Hence we can see that the optimal solution to the LP occurs at the vertex of the feasible region formed by the intersection of 3x + y = 8 and 4x + 6y = 24. Note here that it is inaccurate to attempt to read the values of x and y off the graph and instead we solve the simultaneous equations

• 3x + y = 8
• 4x + 6y = 24

to get x = 12/7 = 1.71 and y = 20/7 = 2.86 and hence the value of the objective function is given by 180x + 160y = 180(12/7) + 160(20/7) = 765.71

Hence the optimal solution has cost 765.71

It is clear that the above graphical approach to solving LP's can be used for LP's with two variables but (alas) most LP's have more than two variables. This brings us to the simplex algorithm for solving LP's.

#### Simplex

Note that in the example considered above the optimal solution to the LP occurred at a vertex (corner) of the feasible region. In fact it is true that for any LP (not just the one considered above) the optimal solution occurs at a vertex of the feasible region. This fact is the key to the simplex algorithm for solving LP's.

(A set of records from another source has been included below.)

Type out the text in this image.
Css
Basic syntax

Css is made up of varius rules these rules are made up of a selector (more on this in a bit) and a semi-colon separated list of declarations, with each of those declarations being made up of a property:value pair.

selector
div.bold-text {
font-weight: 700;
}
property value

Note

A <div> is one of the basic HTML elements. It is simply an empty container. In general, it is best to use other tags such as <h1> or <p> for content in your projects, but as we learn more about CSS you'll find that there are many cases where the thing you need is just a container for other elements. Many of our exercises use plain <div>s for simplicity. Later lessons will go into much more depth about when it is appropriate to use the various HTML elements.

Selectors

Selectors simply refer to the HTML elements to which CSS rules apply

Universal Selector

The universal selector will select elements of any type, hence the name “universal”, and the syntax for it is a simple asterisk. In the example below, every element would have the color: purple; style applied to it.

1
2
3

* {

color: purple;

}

Essentially the simplex algorithm starts at one vertex of the feasible region and moves (at each iteration) to another (adjacent) vertex, improving (or leaving unchanged) the objective function as it does so, until it reaches the vertex corresponding to the optimal LP solution.

The simplex algorithm for solving linear programs (LP's) was developed by Dantzig in the late 1940's and since then a number of different versions of the algorithm have been developed. One of these later versions, called the revised simplex algorithm (sometimes known as the "product form of the inverse" simplex algorithm) forms the basis of most modern computer packages for solving LP's.

Although the basic simplex algorithm is relatively easy to understand and use, the fact that it is widely available in the form of computer packages means that I decided it was not worth teaching you the details of the simplex algorithm. Instead I decided to teach you some things about the output from a simplex based LP package.

#### LP output

Recall the production planning problem concerned with four variants of the same product which we formulated before as an LP. To remind you of it we repeat below the problem and our formulation of it.

#### Production planning problem

A company manufactures four variants of the same product and in the final part of the manufacturing process there are assembly, polishing and packing operations. For each variant the time required for these operations is shown below (in minutes) as is the profit per unit sold.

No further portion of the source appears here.